Blockchain has been all the buzz in financial services. A new report from Moody’s notes the potential for growth and disruption on Wall Street but also points out the nuance. Certain industries and functions are likely to be more impacted by the Bitcoin-based structure technology than others.


Post-trade processes being highly targeted

Blockchain is currently being tested or considered around the securities and derivatives trading lifecycle, Sam Jones and a team of analysts at Moody’s noted in an April 12 report. What was at one point a theoretical discussion is becoming reality, as enthusiasm for blockchain grows as applications move into live production.

The report, titled “Blockchain Has Potential to Transform Many Elements of Securities Trading,” provides an overview of the areas that are being targeted – and the intermediaries being disrupted.

Post-trade processes are among the clearest beneficiaries, as manual reconciliation between intermediaries and counterparts was the initial low-hanging fruit for the transaction tracking application.

Blockchain is a technology derived from the bitcoin “cryptocurrency” that encrypts blocks of data that can only be appended. The touted benefits include improved operational efficiency, increased transparency, simplified regulatory oversight and reporting and improved security as a “consensus” is required to change blockchain data.

“Each block can be thought of as a record of various transactions between multiple parties, each of whom has real-time access to a shared database,” Moody’s explained. The block is encrypted with a link to the previous block, it cannot be altered without unencrypting and amending all subsequent blocks, a big to make electronic fraud more difficult. Blockchain solutions typically involve use of one or more of five key pillars to the technologies structure: 1) shared ledger; 2) distributed consensus; 3) cryptographic security; 4) immutable and non-repudiable history of transactions; and 5) smart contracts.

It is from this foundation that a revolution in the financial services processing method is taking place.

Less liquid markets are most susceptible to blockchain automation

Among the first implementation of the Blockchain technology are asset classes with less liquid markets, more manual processes and slower settlement times.
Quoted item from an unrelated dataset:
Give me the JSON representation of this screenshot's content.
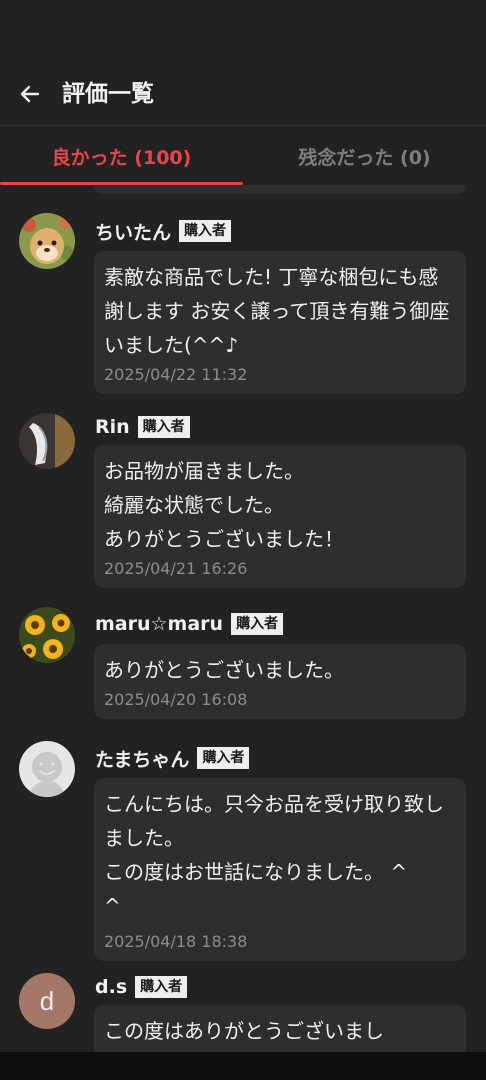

This includes over the counter derivatives, syndicated loans and other “one-off” transactions where blockchain technology enables faster throughput.

Blockchain also has uses in lower volume securities trading, with private securities being one example.

“For derivatives contracts, for example, the existing role of the CCP will remain more relevant as these contracts have a much longer time span, increasing the benefits of novation (i.e., the CCP becoming the buyer to the seller and the seller to the buyer) and counterparty risk and default management,” the report noted. Many of the bank OTC derivatives contracts reside in paper format and are not digitized, as ValueWalk has previously reported.

Blockchain technology may not be right for all services, particularly when the investor does not own the securities or cash, as is the case in margin finance and short selling.

Moody’s breaks down five blockchain user groups, each of which have different needs and concerns.

The major exchanges, such as CMEGroup, Nasdaq, Intercontinental Exchange, LSE and the like might actually witness “limited impact” from the technology as trade execution processes in the centrally cleared exchanges “are relatively efficient.”

“Matching trades through price discovery on a blockchain appears difficult because many trades are canceled or revised, which would be complicated by the blockchain’s immutability,” the report opined. “Additionally, exchanges ensure the anonymity of trading participants, which remains an often-cited hurdle for blockchains.”

The largest impact might be felt by the Custodian Banks, where “the top four banks hold more than 50% of assets under custody held by the largest 75 banks globally,” the report noted. “Their role will unlikely become obsolete as the largest custodians are actively developing blockchain solutions.”